GG: After I started doing voices, one of the friends of my sister said there was this place in the Greenwich Village called the Bitter End and they had an open-mic night. I went there and got up on stage and did Humphrey Bogart and Peter Lorrie and Bela Lugosi. So even then my act was pretty dated. I don’t know if I did well or if I was too stupid to know I bombed, but I kept doing it.

WB: So how did you end up doing edgier stuff and developing your stage persona?

GG: It’s funny, I never really worked on developing any stage persona. People ask me “How did you develop your delivery?” But I never really worked on it. It just came from working in the clubs. I’m actually scared to think of what my delivery was like back then. I started getting in trouble because I’d get bored with my usual act, and I’d start doing something more edgy or filthy. This one time I was doing a show opening for Belinda Carlisle. And a stage manager told me “There’s a lot of little girls here with their mothers, so watch what you say.” So I tried doing my regular act for about five minutes, then I just launched into the filthiest stuff I could think of. And the next day, I got a call from my agent saying “Everybody there loved you.” Which is show business talk for, “You’re fired.”

WB: Have you performed in Brooklyn before? At the Bell House?

GG: You’ll have to ask the agency. There were clubs that I performed in in Brooklyn, but I don’t really remember where over the years. In those days, you’d look for all these places that didn’t pay. That used to be a big thing for a comic, “Oh, hey, I found some new place that won’t pay but they have an open mic.” Except some of these places didn’t even have a microphone, they’d just say, “Go stand over there, that’s where the show is.” Nowadays, I’ll go to places where I’ll say I’ve never been before, then I’ll go inside and I’ll have autographed pictures on the wall.
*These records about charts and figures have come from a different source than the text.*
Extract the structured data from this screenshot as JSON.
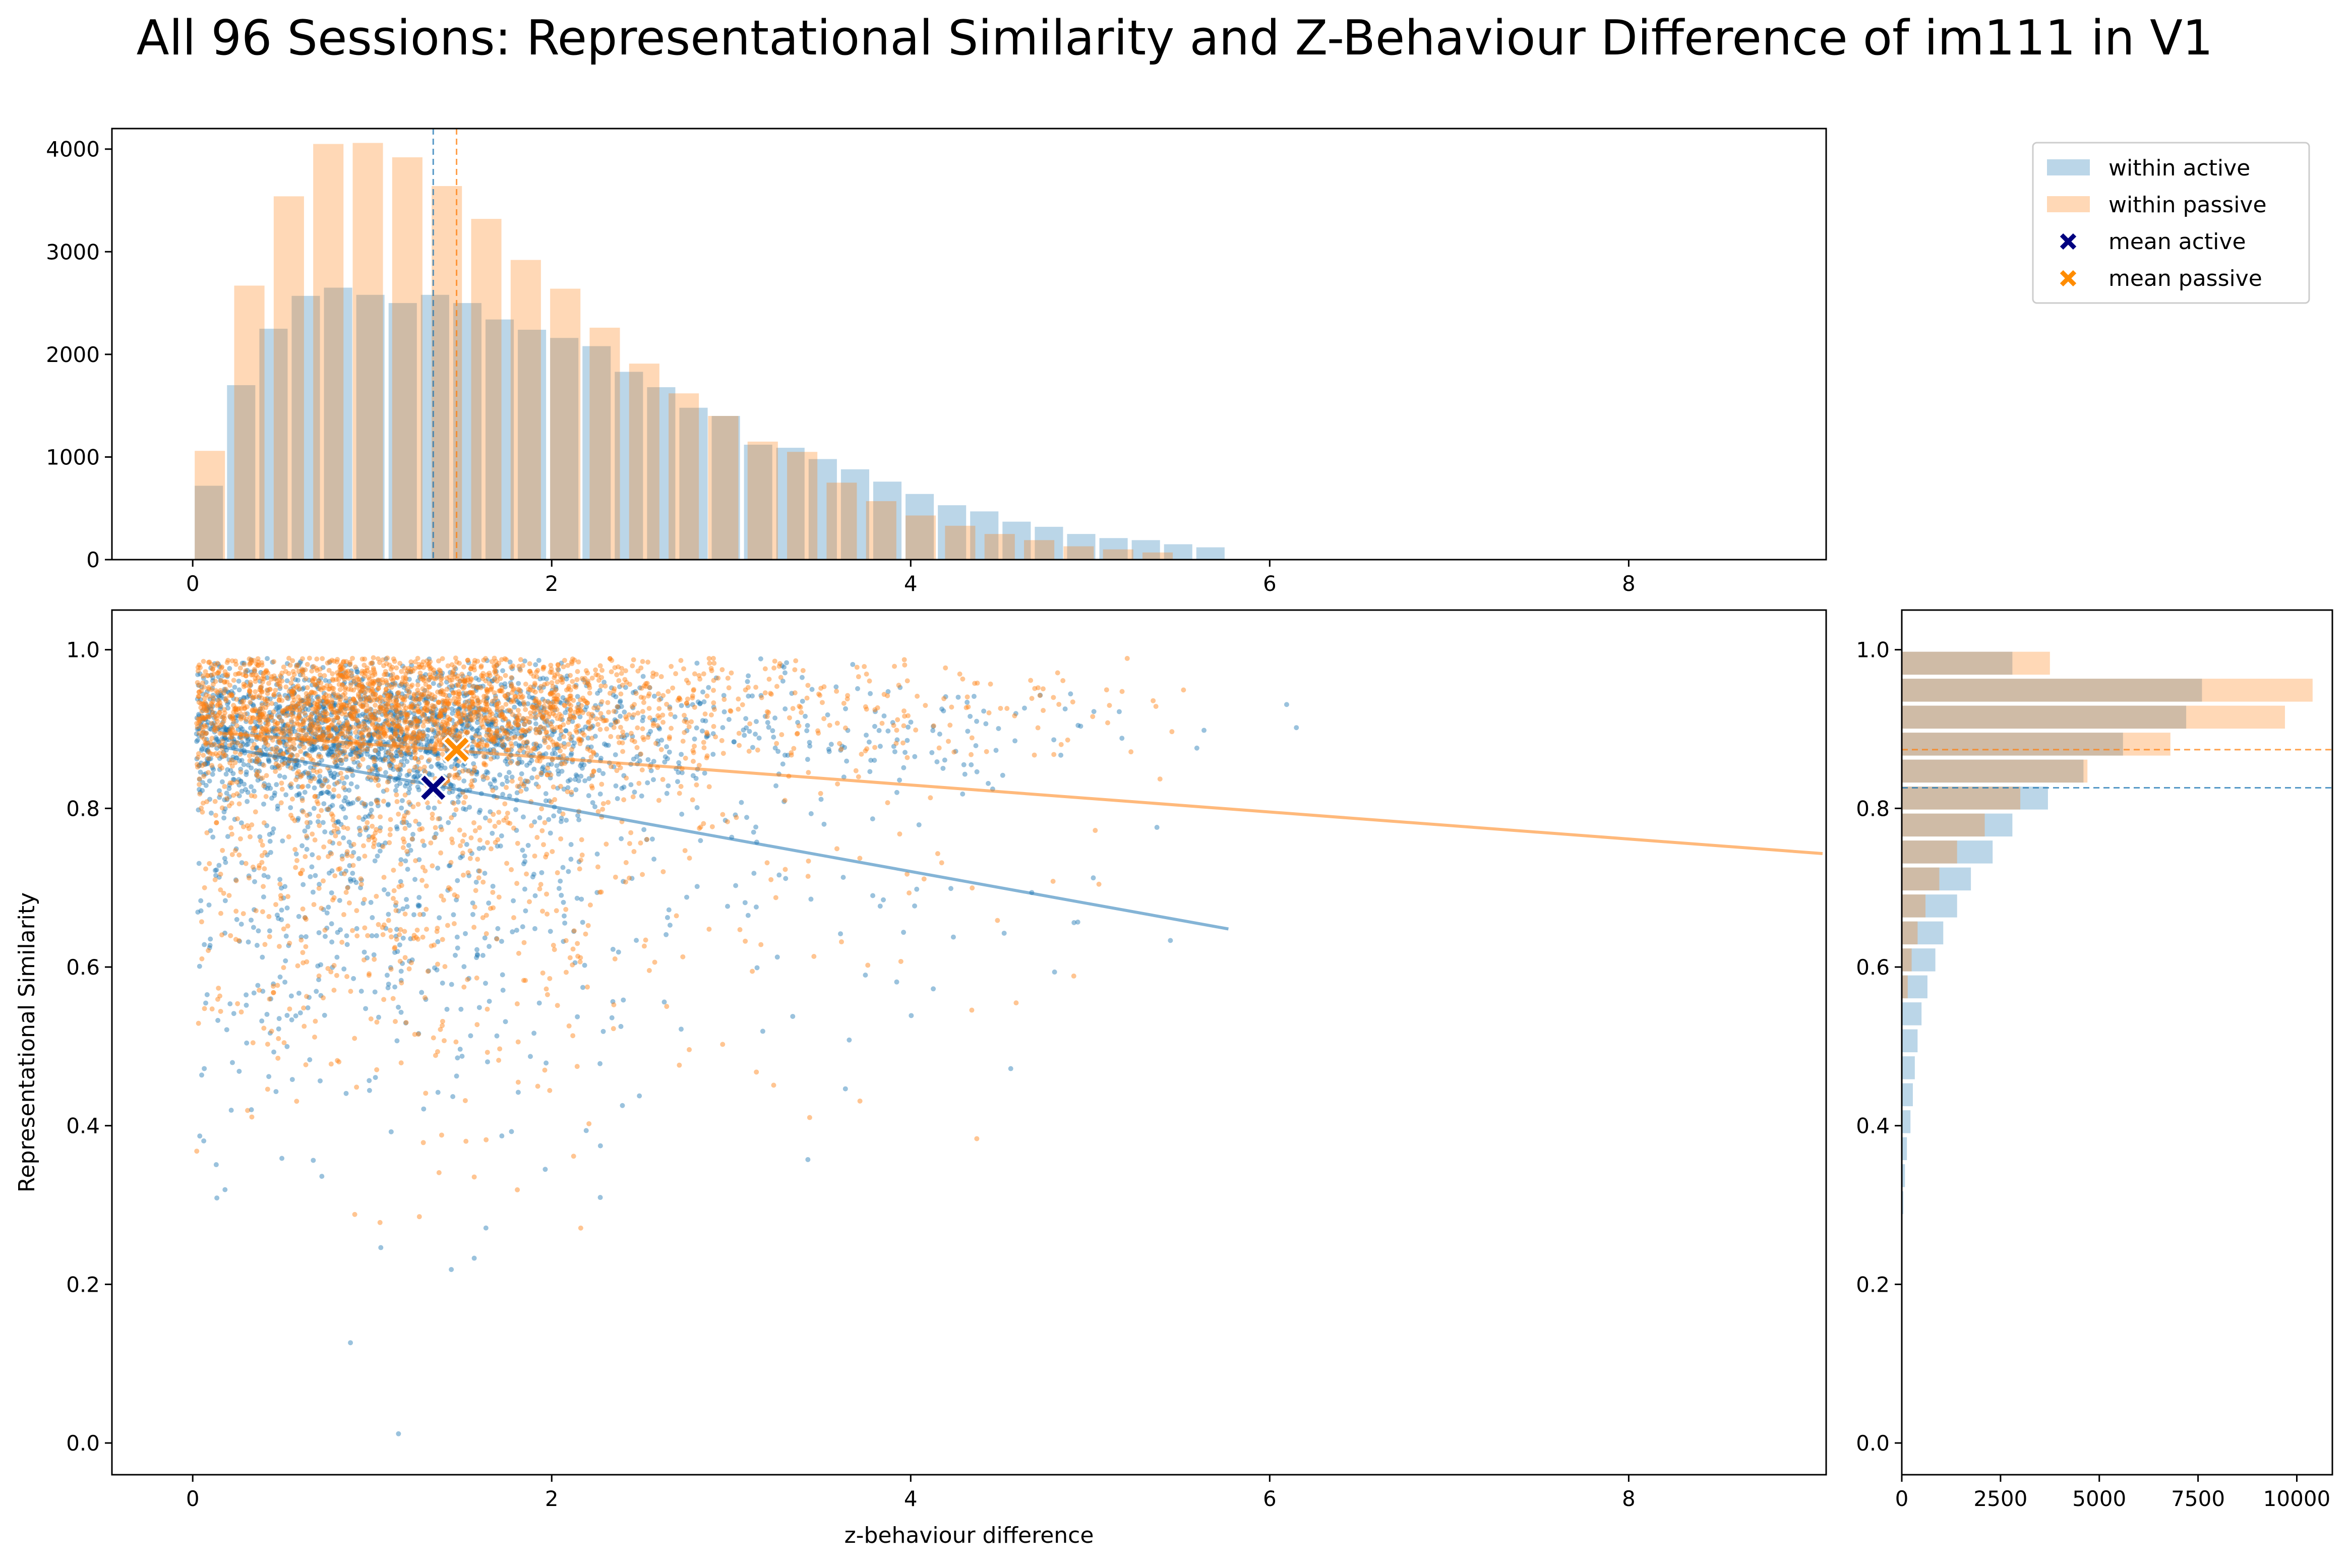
{
  "figure": {
    "title": "All 96 Sessions: Representational Similarity and Z-Behaviour Difference of im111 in V1",
    "colors": {
      "active": "#1f77b4",
      "passive": "#ff7f0e",
      "mean_active_marker": "#000080",
      "mean_passive_marker": "#ff8c00"
    },
    "legend": {
      "placement": "top-right (outside plots)",
      "items": [
        {
          "label": "within active",
          "kind": "patch",
          "color": "#1f77b4"
        },
        {
          "label": "within passive",
          "kind": "patch",
          "color": "#ff7f0e"
        },
        {
          "label": "mean active",
          "kind": "x-marker",
          "color": "#000080"
        },
        {
          "label": "mean passive",
          "kind": "x-marker",
          "color": "#ff8c00"
        }
      ]
    }
  },
  "chart_data": [
    {
      "id": "top_histogram",
      "type": "bar",
      "description_axis": "z-behaviour difference (shared x axis)",
      "xlim": [
        -0.45,
        9.1
      ],
      "ylim": [
        0,
        4200
      ],
      "x_ticks": [
        0,
        2,
        4,
        6,
        8
      ],
      "y_ticks": [
        0,
        1000,
        2000,
        3000,
        4000
      ],
      "bin_width": 0.18,
      "series": [
        {
          "name": "within active",
          "color": "#1f77b4",
          "bin_starts": [
            0.0,
            0.18,
            0.36,
            0.54,
            0.72,
            0.9,
            1.08,
            1.26,
            1.44,
            1.62,
            1.8,
            1.98,
            2.16,
            2.34,
            2.52,
            2.7,
            2.88,
            3.06,
            3.24,
            3.42,
            3.6,
            3.78,
            3.96,
            4.14,
            4.32,
            4.5,
            4.68,
            4.86,
            5.04,
            5.22,
            5.4,
            5.58
          ],
          "values": [
            720,
            1700,
            2250,
            2570,
            2650,
            2580,
            2500,
            2580,
            2500,
            2340,
            2240,
            2160,
            2080,
            1830,
            1680,
            1480,
            1400,
            1120,
            1090,
            980,
            880,
            760,
            640,
            530,
            470,
            370,
            320,
            250,
            210,
            190,
            150,
            120
          ]
        },
        {
          "name": "within passive",
          "color": "#ff7f0e",
          "bin_starts": [
            0.0,
            0.22,
            0.44,
            0.66,
            0.88,
            1.1,
            1.32,
            1.54,
            1.76,
            1.98,
            2.2,
            2.42,
            2.64,
            2.86,
            3.08,
            3.3,
            3.52,
            3.74,
            3.96,
            4.18,
            4.4,
            4.62,
            4.84,
            5.06,
            5.28
          ],
          "values": [
            1060,
            2670,
            3540,
            4050,
            4060,
            3920,
            3640,
            3320,
            2920,
            2640,
            2260,
            1910,
            1620,
            1400,
            1150,
            1050,
            750,
            570,
            430,
            330,
            250,
            190,
            130,
            100,
            70
          ]
        }
      ],
      "mean_lines": [
        {
          "name": "mean active",
          "x": 1.34,
          "color": "#1f77b4"
        },
        {
          "name": "mean passive",
          "x": 1.47,
          "color": "#ff7f0e"
        }
      ]
    },
    {
      "id": "scatter",
      "type": "scatter",
      "xlabel": "z-behaviour difference",
      "ylabel": "Representational Similarity",
      "xlim": [
        -0.45,
        9.1
      ],
      "ylim": [
        -0.04,
        1.05
      ],
      "x_ticks": [
        0,
        2,
        4,
        6,
        8
      ],
      "y_ticks": [
        0.0,
        0.2,
        0.4,
        0.6,
        0.8,
        1.0
      ],
      "series": [
        {
          "name": "within active",
          "color": "#1f77b4",
          "points_note": "dense cloud, ~40k points",
          "cloud": {
            "x_mode": 1.0,
            "y_center": 0.9,
            "y_floor": -0.01
          }
        },
        {
          "name": "within passive",
          "color": "#ff7f0e",
          "points_note": "dense cloud, ~50k points",
          "cloud": {
            "x_mode": 1.1,
            "y_center": 0.93,
            "y_floor": 0.07
          }
        }
      ],
      "regression_lines": [
        {
          "name": "within active",
          "color": "#1f77b4",
          "x": [
            0.15,
            5.77
          ],
          "y": [
            0.878,
            0.648
          ]
        },
        {
          "name": "within passive",
          "color": "#ff7f0e",
          "x": [
            0.15,
            9.08
          ],
          "y": [
            0.895,
            0.743
          ]
        }
      ],
      "means": [
        {
          "name": "mean active",
          "x": 1.34,
          "y": 0.826,
          "color": "#000080"
        },
        {
          "name": "mean passive",
          "x": 1.47,
          "y": 0.874,
          "color": "#ff8c00"
        }
      ]
    },
    {
      "id": "right_histogram",
      "type": "bar",
      "orientation": "horizontal",
      "description_axis": "Representational Similarity (shared y axis)",
      "xlim": [
        0,
        10900
      ],
      "ylim": [
        -0.04,
        1.05
      ],
      "x_ticks": [
        0,
        2500,
        5000,
        7500,
        10000
      ],
      "y_ticks": [
        0.0,
        0.2,
        0.4,
        0.6,
        0.8,
        1.0
      ],
      "bin_height": 0.034,
      "series": [
        {
          "name": "within active",
          "color": "#1f77b4",
          "bin_starts": [
            0.966,
            0.932,
            0.898,
            0.864,
            0.83,
            0.796,
            0.762,
            0.728,
            0.694,
            0.66,
            0.626,
            0.592,
            0.558,
            0.524,
            0.49,
            0.456,
            0.422,
            0.388,
            0.354,
            0.32,
            0.286
          ],
          "values": [
            2800,
            7600,
            7200,
            5600,
            4600,
            3700,
            2800,
            2300,
            1750,
            1400,
            1050,
            850,
            650,
            500,
            400,
            330,
            280,
            220,
            130,
            80,
            40
          ]
        },
        {
          "name": "within passive",
          "color": "#ff7f0e",
          "bin_starts": [
            0.966,
            0.932,
            0.898,
            0.864,
            0.83,
            0.796,
            0.762,
            0.728,
            0.694,
            0.66,
            0.626,
            0.592,
            0.558
          ],
          "values": [
            3750,
            10400,
            9700,
            6800,
            4700,
            3000,
            2100,
            1400,
            950,
            600,
            400,
            250,
            150
          ]
        }
      ],
      "mean_lines": [
        {
          "name": "mean active",
          "y": 0.826,
          "color": "#1f77b4"
        },
        {
          "name": "mean passive",
          "y": 0.874,
          "color": "#ff7f0e"
        }
      ]
    }
  ]
}
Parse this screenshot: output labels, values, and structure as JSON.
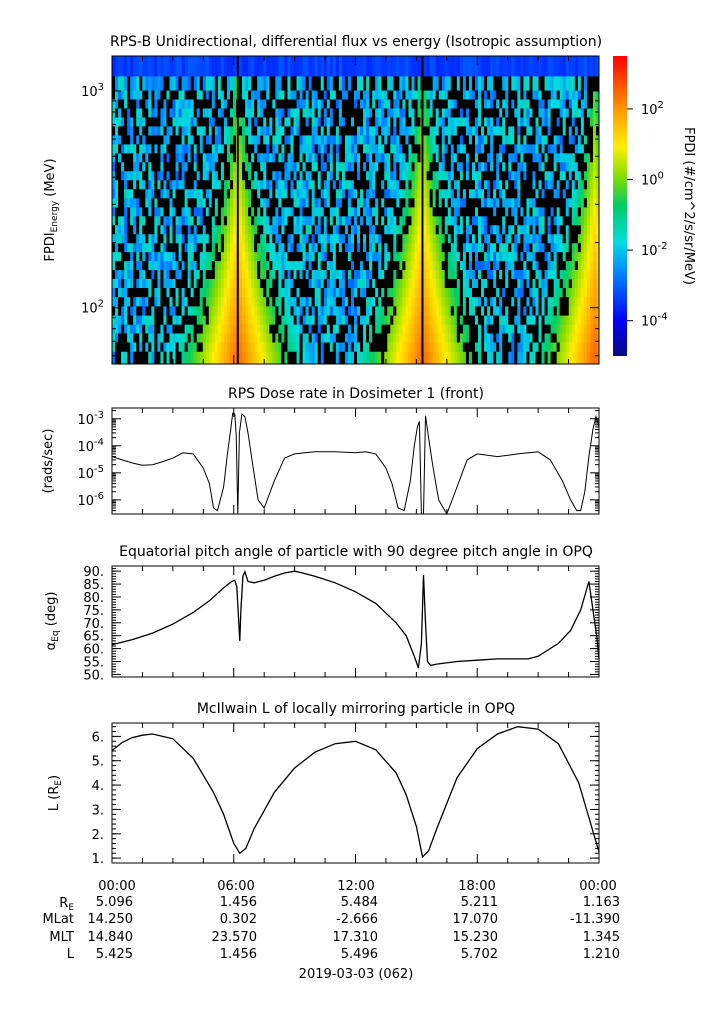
{
  "colors": {
    "line": "#000000",
    "fill_gap": "#000000"
  },
  "panels": [
    {
      "id": "spectrogram",
      "title": "RPS-B  Unidirectional, differential flux vs energy (Isotropic assumption)",
      "ylabel_main": "FPDI",
      "ylabel_sub": "Energy",
      "ylabel_unit": " (MeV)",
      "yticks": [
        {
          "mant": "10",
          "exp": "2",
          "value": 100
        },
        {
          "mant": "10",
          "exp": "3",
          "value": 1000
        }
      ],
      "colorbar_label": "FPDI (#/cm^2/s/sr/MeV)",
      "colorbar_ticks": [
        {
          "mant": "10",
          "exp": "-4",
          "log": -4
        },
        {
          "mant": "10",
          "exp": "-2",
          "log": -2
        },
        {
          "mant": "10",
          "exp": "0",
          "log": 0
        },
        {
          "mant": "10",
          "exp": "2",
          "log": 2
        }
      ]
    },
    {
      "id": "dose",
      "title": "RPS  Dose rate in Dosimeter 1 (front)",
      "ylabel": "(rads/sec)",
      "yticks": [
        {
          "mant": "10",
          "exp": "-6",
          "log": -6
        },
        {
          "mant": "10",
          "exp": "-5",
          "log": -5
        },
        {
          "mant": "10",
          "exp": "-4",
          "log": -4
        },
        {
          "mant": "10",
          "exp": "-3",
          "log": -3
        }
      ]
    },
    {
      "id": "pitch",
      "title": "Equatorial pitch angle of particle with 90 degree pitch angle in OPQ",
      "ylabel_main": "α",
      "ylabel_sub": "Eq",
      "ylabel_unit": " (deg)",
      "yticks": [
        "50.",
        "55.",
        "60.",
        "65.",
        "70.",
        "75.",
        "80.",
        "85.",
        "90."
      ]
    },
    {
      "id": "lshell",
      "title": "McIlwain L of locally mirroring particle in OPQ",
      "ylabel_main": "L (R",
      "ylabel_sub": "E",
      "ylabel_unit": ")",
      "yticks": [
        "1.",
        "2.",
        "3.",
        "4.",
        "5.",
        "6."
      ]
    }
  ],
  "x_axis": {
    "tick_labels": [
      "00:00",
      "06:00",
      "12:00",
      "18:00",
      "00:00"
    ],
    "date_label": "2019-03-03 (062)"
  },
  "ephemeris": {
    "rows": [
      {
        "label": "R",
        "label_sub": "E",
        "values": [
          "5.096",
          "1.456",
          "5.484",
          "5.211",
          "1.163"
        ]
      },
      {
        "label": "MLat",
        "label_sub": "",
        "values": [
          "14.250",
          "0.302",
          "-2.666",
          "17.070",
          "-11.390"
        ]
      },
      {
        "label": "MLT",
        "label_sub": "",
        "values": [
          "14.840",
          "23.570",
          "17.310",
          "15.230",
          "1.345"
        ]
      },
      {
        "label": "L",
        "label_sub": "",
        "values": [
          "5.425",
          "1.456",
          "5.496",
          "5.702",
          "1.210"
        ]
      }
    ]
  },
  "chart_data": [
    {
      "type": "heatmap",
      "title": "RPS-B  Unidirectional, differential flux vs energy (Isotropic assumption)",
      "xlabel": "",
      "ylabel": "FPDI Energy (MeV)",
      "x_range_hours": [
        0,
        24
      ],
      "y_scale": "log",
      "y_range_mev": [
        55,
        1450
      ],
      "energy_channels_mev": [
        60,
        66,
        73,
        80,
        88,
        97,
        107,
        118,
        130,
        143,
        157,
        173,
        190,
        209,
        230,
        253,
        278,
        306,
        337,
        371,
        408,
        449,
        494,
        543,
        597,
        657,
        723,
        795,
        875,
        962,
        1058,
        1300
      ],
      "color_scale": "log",
      "colorbar_range_log10": [
        -5.0,
        3.5
      ],
      "colorbar_label": "FPDI (#/cm^2/s/sr/MeV)",
      "color_peak_times_hours": [
        6.2,
        15.3,
        23.8
      ]
    },
    {
      "type": "line",
      "title": "RPS  Dose rate in Dosimeter 1 (front)",
      "xlabel": "",
      "ylabel": "(rads/sec)",
      "y_scale": "log",
      "ylim": [
        3e-07,
        0.0025
      ],
      "x_hours": [
        0,
        0.5,
        1,
        1.5,
        2,
        2.5,
        3,
        3.5,
        4,
        4.5,
        4.8,
        5.0,
        5.2,
        5.5,
        5.7,
        5.85,
        5.95,
        6.05,
        6.12,
        6.2,
        6.28,
        6.4,
        6.55,
        6.7,
        6.9,
        7.2,
        7.5,
        8.0,
        8.5,
        9,
        9.5,
        10,
        11,
        12,
        12.5,
        13,
        13.5,
        13.8,
        14.1,
        14.4,
        14.7,
        14.9,
        15.05,
        15.15,
        15.25,
        15.35,
        15.45,
        15.6,
        15.8,
        16.1,
        16.5,
        17,
        17.5,
        18,
        19,
        20,
        21,
        21.6,
        22.2,
        22.6,
        22.9,
        23.1,
        23.3,
        23.5,
        23.7,
        23.85,
        24
      ],
      "values": [
        4e-05,
        3e-05,
        2.3e-05,
        1.9e-05,
        2e-05,
        2.6e-05,
        3.5e-05,
        5.5e-05,
        5e-05,
        1.5e-05,
        4e-06,
        5e-07,
        4e-07,
        3e-06,
        6e-05,
        0.0004,
        0.0016,
        0.0015,
        0.00025,
        3e-07,
        0.0003,
        0.0015,
        0.0012,
        0.0003,
        3e-05,
        1e-06,
        5e-07,
        5e-06,
        3.5e-05,
        5e-05,
        5.5e-05,
        6e-05,
        6e-05,
        5.5e-05,
        6e-05,
        5e-05,
        1.5e-05,
        4e-06,
        5e-07,
        4e-07,
        5e-06,
        0.0001,
        0.0005,
        0.0008,
        3e-07,
        3e-07,
        0.0013,
        0.0002,
        2e-05,
        1e-06,
        3e-07,
        3e-06,
        3e-05,
        5e-05,
        4e-05,
        5e-05,
        6e-05,
        3e-05,
        5e-06,
        1e-06,
        4e-07,
        4e-07,
        2e-06,
        4e-05,
        0.0004,
        0.0012,
        0.0005
      ]
    },
    {
      "type": "line",
      "title": "Equatorial pitch angle of particle with 90 degree pitch angle in OPQ",
      "xlabel": "",
      "ylabel": "αEq (deg)",
      "ylim": [
        49,
        92
      ],
      "x_hours": [
        0,
        1,
        2,
        3,
        4,
        4.8,
        5.5,
        5.9,
        6.05,
        6.15,
        6.25,
        6.3,
        6.35,
        6.45,
        6.55,
        6.7,
        7.0,
        7.5,
        8.0,
        8.5,
        9.0,
        9.3,
        10,
        11,
        12,
        13,
        14,
        14.5,
        14.9,
        15.1,
        15.25,
        15.35,
        15.45,
        15.55,
        15.7,
        16,
        17,
        18,
        19,
        20,
        20.5,
        21,
        22,
        22.6,
        23.1,
        23.5,
        23.9,
        24
      ],
      "values": [
        61.5,
        63.5,
        66,
        69.5,
        74,
        78.5,
        83.5,
        86,
        86.5,
        84,
        70,
        63,
        75,
        88,
        89.8,
        86,
        85.5,
        86.5,
        88,
        89.3,
        90,
        89.5,
        88,
        85.5,
        82,
        77.5,
        70,
        65,
        57,
        52.5,
        62,
        88.5,
        70,
        55,
        53.5,
        54,
        55,
        55.5,
        56,
        56,
        56,
        57,
        62,
        67,
        75,
        86,
        64,
        56
      ]
    },
    {
      "type": "line",
      "title": "McIlwain L of locally mirroring particle in OPQ",
      "xlabel": "",
      "ylabel": "L (RE)",
      "ylim": [
        0.8,
        6.55
      ],
      "x_hours": [
        0,
        0.5,
        1,
        1.5,
        2.0,
        3,
        4,
        5,
        5.5,
        6.0,
        6.3,
        6.6,
        7,
        8,
        9,
        10,
        11,
        12,
        13,
        14,
        14.5,
        15.0,
        15.3,
        15.6,
        16,
        17,
        18,
        19,
        20,
        21,
        22,
        23,
        24
      ],
      "values": [
        5.42,
        5.75,
        5.95,
        6.05,
        6.1,
        5.9,
        5.1,
        3.7,
        2.8,
        1.6,
        1.2,
        1.4,
        2.2,
        3.7,
        4.7,
        5.35,
        5.7,
        5.8,
        5.45,
        4.5,
        3.6,
        2.3,
        1.05,
        1.3,
        2.2,
        4.3,
        5.5,
        6.1,
        6.4,
        6.3,
        5.7,
        4.1,
        1.25
      ]
    }
  ]
}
WB: Why do you think you keep getting cast as birds?

BB: [Laughs] I always thought I’d like to write an autobiography called “For the Birds.” I do do a lot of bird voices. But many, many years ago I did a commercial where I was the voice of a roach. Or I think it was actually an ant. And I did an episode of “Family Guy” where I was the voice of a horse. And I was the voice of a toaster in a Pop Tarts commercial. So it shows range.

Gilbert Gottfried at the Bell House [149 Seventh St. between Second and Third Avenues, (718) 643–6510, www.thebellhouseny.com]. Oct. 30, 8 pm. $15.